Thought Catalog and First-Person Essay Industrial Complex

And it has predicted a remarkable rise in juicy, first-person writing on the Internet. Consider the success of xoJane, which launched in 2011, or of The Washington Post’s “PostEverything” blog. On Medium.com and Jezebel, memoirish personal essays win big. CNN ramped up its “First Person” project in 2013. And Vox.com just recently followed suit. As of press time, the Ezra Klein-run explainer site is hiring a deputy editor for “Vox First Person.”

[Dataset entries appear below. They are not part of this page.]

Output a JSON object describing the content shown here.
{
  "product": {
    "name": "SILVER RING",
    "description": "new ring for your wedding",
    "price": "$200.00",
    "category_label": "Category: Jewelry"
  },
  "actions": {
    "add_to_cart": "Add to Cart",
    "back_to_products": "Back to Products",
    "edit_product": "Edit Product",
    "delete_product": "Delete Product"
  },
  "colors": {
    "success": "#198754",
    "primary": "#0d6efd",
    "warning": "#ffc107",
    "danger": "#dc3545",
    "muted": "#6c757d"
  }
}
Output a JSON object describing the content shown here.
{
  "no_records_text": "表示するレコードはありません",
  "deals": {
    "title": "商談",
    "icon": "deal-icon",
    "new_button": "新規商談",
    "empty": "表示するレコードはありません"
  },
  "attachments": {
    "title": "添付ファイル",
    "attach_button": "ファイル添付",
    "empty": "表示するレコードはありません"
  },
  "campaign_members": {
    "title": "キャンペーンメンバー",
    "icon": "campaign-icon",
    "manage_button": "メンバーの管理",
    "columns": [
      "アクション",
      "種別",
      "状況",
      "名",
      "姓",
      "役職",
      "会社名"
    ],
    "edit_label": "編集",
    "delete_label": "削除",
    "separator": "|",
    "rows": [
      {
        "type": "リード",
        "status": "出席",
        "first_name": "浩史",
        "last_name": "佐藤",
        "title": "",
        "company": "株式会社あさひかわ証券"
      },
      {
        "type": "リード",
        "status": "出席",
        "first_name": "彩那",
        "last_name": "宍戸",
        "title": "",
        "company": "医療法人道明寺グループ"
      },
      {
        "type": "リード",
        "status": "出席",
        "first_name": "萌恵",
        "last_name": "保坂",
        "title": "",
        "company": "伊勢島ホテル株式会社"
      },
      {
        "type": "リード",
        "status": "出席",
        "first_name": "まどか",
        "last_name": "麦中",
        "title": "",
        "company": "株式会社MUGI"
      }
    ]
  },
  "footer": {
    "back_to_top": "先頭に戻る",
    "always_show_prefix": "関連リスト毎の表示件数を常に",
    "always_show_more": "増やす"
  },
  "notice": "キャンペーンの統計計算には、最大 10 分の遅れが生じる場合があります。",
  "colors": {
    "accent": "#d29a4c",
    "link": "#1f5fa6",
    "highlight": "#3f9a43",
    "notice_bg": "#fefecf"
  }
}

But Thought Catalog takes the self-expression emphasis a step further. Tellingly, staffers like senior writer/producer Kovie Biakolo don’t take the title Editor because, as she puts it, “I don’t actually perform edits to people’s work.” Biakolo says that the lack of editing can encourage writers to improve on their own. “My kind of attitude to that, especially because of how I allow my contributors to publish and how I deal with them, is that it’s going to make you a better writer if you are embarrassed by what you see,” Biakolo says. “Because you always want your name to be attached to good things. And you don’t want people to be humiliated. So I will edit for them after the fact, but I always tell them, ‘I’m not going to edit your work because I want you to do work.’ Like after it’s published, when they’re like, ‘Oh, could you please change this sentence, it’s really bad.’” She adds, “I think that writers should get in the habit of [editing their own work] again. I think the pen is being spoiled by the Internet.”

 Zach Schonfeld writing in Newsweek about the rise of Thought Catalog, an online publication that has seen “unimaginable growth” over the last five years.